Machine learning based diagnostics of veterinary cancer on ultrasound and optical imaging data
Maciulevičius M, Rupšytė G, Raišutis R, Tamošiūnas M
Study advances current diagnostic efficiency of canine/feline (sub-)cutaneous tumors using machine learning and multimodal imaging data. White light (WL), fluorescence (FL) and ultrasound (US) imaging were combined into hybrid approaches to differentiate between malignant mastocytomas, soft tissue sarcomas and benign lipomas.

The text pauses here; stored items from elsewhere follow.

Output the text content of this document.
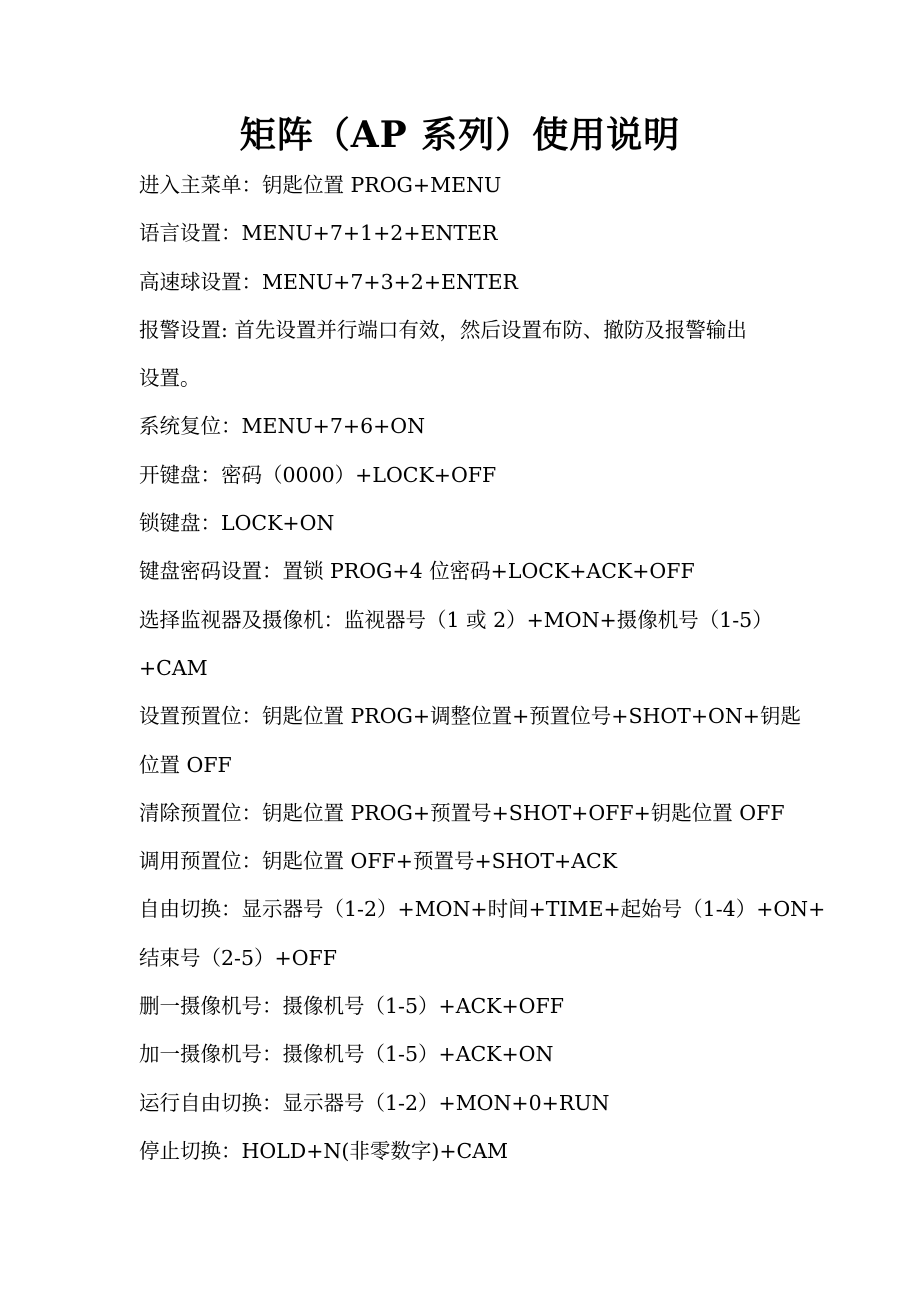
矩阵（AP 系列）使用说明
进入主菜单：钥匙位置 PROG+MENU
语言设置：MENU+7+1+2+ENTER
高速球设置：MENU+7+3+2+ENTER
报警设置: 首先设置并行端口有效，然后设置布防、撤防及报警输出
设置。
系统复位：MENU+7+6+ON
开键盘：密码（0000）+LOCK+OFF
锁键盘：LOCK+ON
键盘密码设置：置锁 PROG+4 位密码+LOCK+ACK+OFF
选择监视器及摄像机：监视器号（1 或 2）+MON+摄像机号（1-5）
+CAM
设置预置位：钥匙位置 PROG+调整位置+预置位号+SHOT+ON+钥匙
位置 OFF
清除预置位：钥匙位置 PROG+预置号+SHOT+OFF+钥匙位置 OFF
调用预置位：钥匙位置 OFF+预置号+SHOT+ACK
自由切换：显示器号（1-2）+MON+时间+TIME+起始号（1-4）+ON+
结束号（2-5）+OFF
删一摄像机号：摄像机号（1-5）+ACK+OFF
加一摄像机号：摄像机号（1-5）+ACK+ON
运行自由切换：显示器号（1-2）+MON+0+RUN
停止切换：HOLD+N(非零数字)+CAM
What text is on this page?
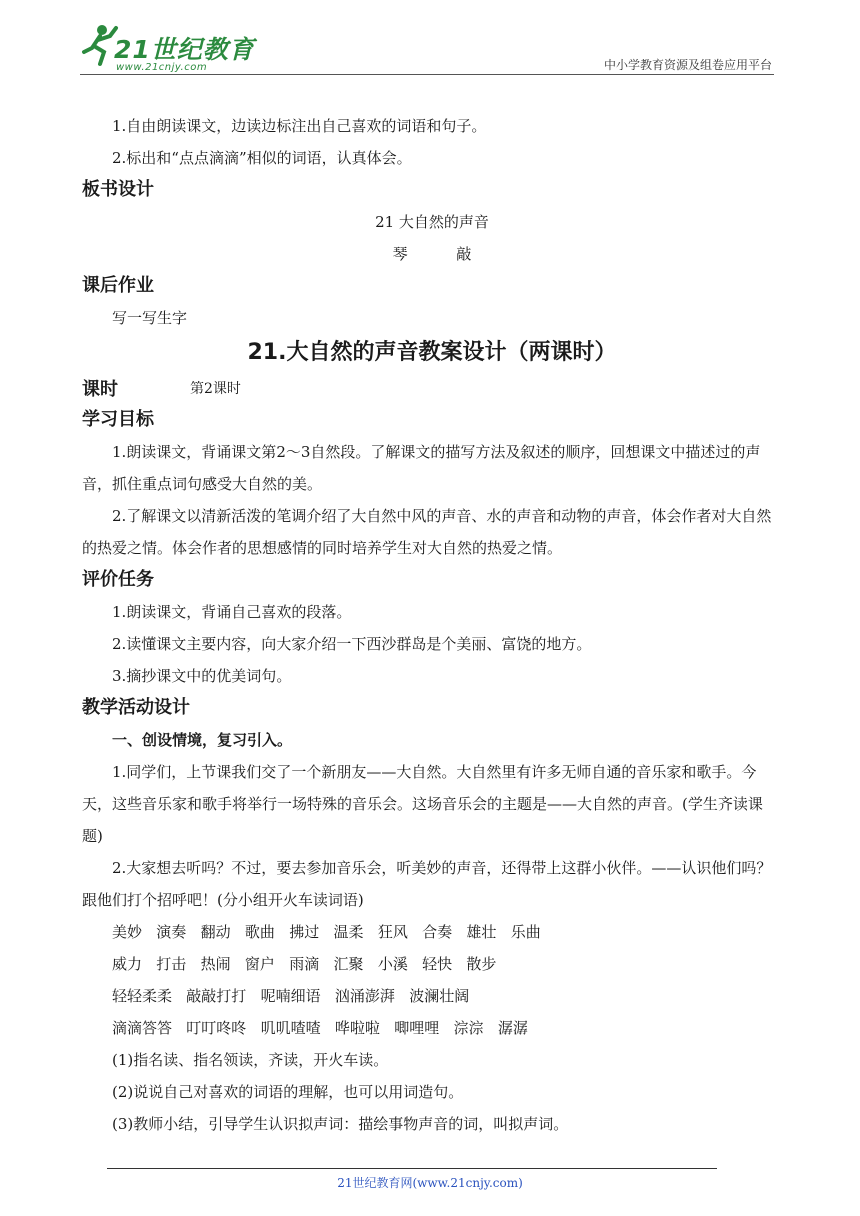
21世纪教育
www.21cnjy.com	中小学教育资源及组卷应用平台

1.自由朗读课文，边读边标注出自己喜欢的词语和句子。

2.标出和“点点滴滴”相似的词语，认真体会。

板书设计

21 大自然的声音

琴	敲

课后作业

写一写生字

21.大自然的声音教案设计（两课时）

课时	第2课时

学习目标

1.朗读课文，背诵课文第2～3自然段。了解课文的描写方法及叙述的顺序，回想课文中描述过的声音，抓住重点词句感受大自然的美。

2.了解课文以清新活泼的笔调介绍了大自然中风的声音、水的声音和动物的声音，体会作者对大自然的热爱之情。体会作者的思想感情的同时培养学生对大自然的热爱之情。

评价任务

1.朗读课文，背诵自己喜欢的段落。

2.读懂课文主要内容，向大家介绍一下西沙群岛是个美丽、富饶的地方。

3.摘抄课文中的优美词句。

教学活动设计

一、创设情境，复习引入。

1.同学们，上节课我们交了一个新朋友——大自然。大自然里有许多无师自通的音乐家和歌手。今天，这些音乐家和歌手将举行一场特殊的音乐会。这场音乐会的主题是——大自然的声音。(学生齐读课题)

2.大家想去听吗？不过，要去参加音乐会，听美妙的声音，还得带上这群小伙伴。——认识他们吗？跟他们打个招呼吧！(分小组开火车读词语)

美妙   演奏   翻动   歌曲   拂过   温柔   狂风   合奏   雄壮   乐曲

威力   打击   热闹   窗户   雨滴   汇聚   小溪   轻快   散步

轻轻柔柔   敲敲打打   呢喃细语   汹涌澎湃   波澜壮阔

滴滴答答   叮叮咚咚   叽叽喳喳   哗啦啦   唧哩哩   淙淙   潺潺

(1)指名读、指名领读，齐读，开火车读。

(2)说说自己对喜欢的词语的理解，也可以用词造句。

(3)教师小结，引导学生认识拟声词：描绘事物声音的词，叫拟声词。

21世纪教育网(www.21cnjy.com)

Support Vector Machine and Ensemble classifiers were optimized via sequential feature selection. US radio-frequency signals were quantitatively analyzed to derive the colormaps of six US estimates, corresponding to spectral and temporal domains of the acoustic field. This resulted in the quantification of 72 morphological features for US; as well as 24 and 12 - for WL and FL data, respectively. Resulting classification efficiency for mastocytoma and sarcoma using US data was >75%; US+FL - 75-80%; US+WL - 85-90% and US+OPTICS - 90-95%. ∼100% classification efficiency was achieved for the differentiation between benign and malignant tumors even using single WL feature for Ensemble classifier. US features, resulting in inferior classification efficiency, were competitive to superior optical, as they were selected during optimization to be added to or replace optical counterparts. Additional tissue differentiation was performed on z-stacks of US colormaps, obtained using 3D arrays of US radio-frequency signals. This resulted in ∼70% differentiation efficiency for mastocytoma and sarcoma as well as >95% for benign and malignant tissues. The obtained additional metric of classification efficiency provides complementary diagnostic support, which for Support Vector Machine can be expressed as: 90.3 ± 1.9% (US+WL)×71.2 ± 0.6% (USDepth Profile). This hybrid criterion adds robustness to diagnostic model and may be very beneficial to characterize heterogeneous tissues.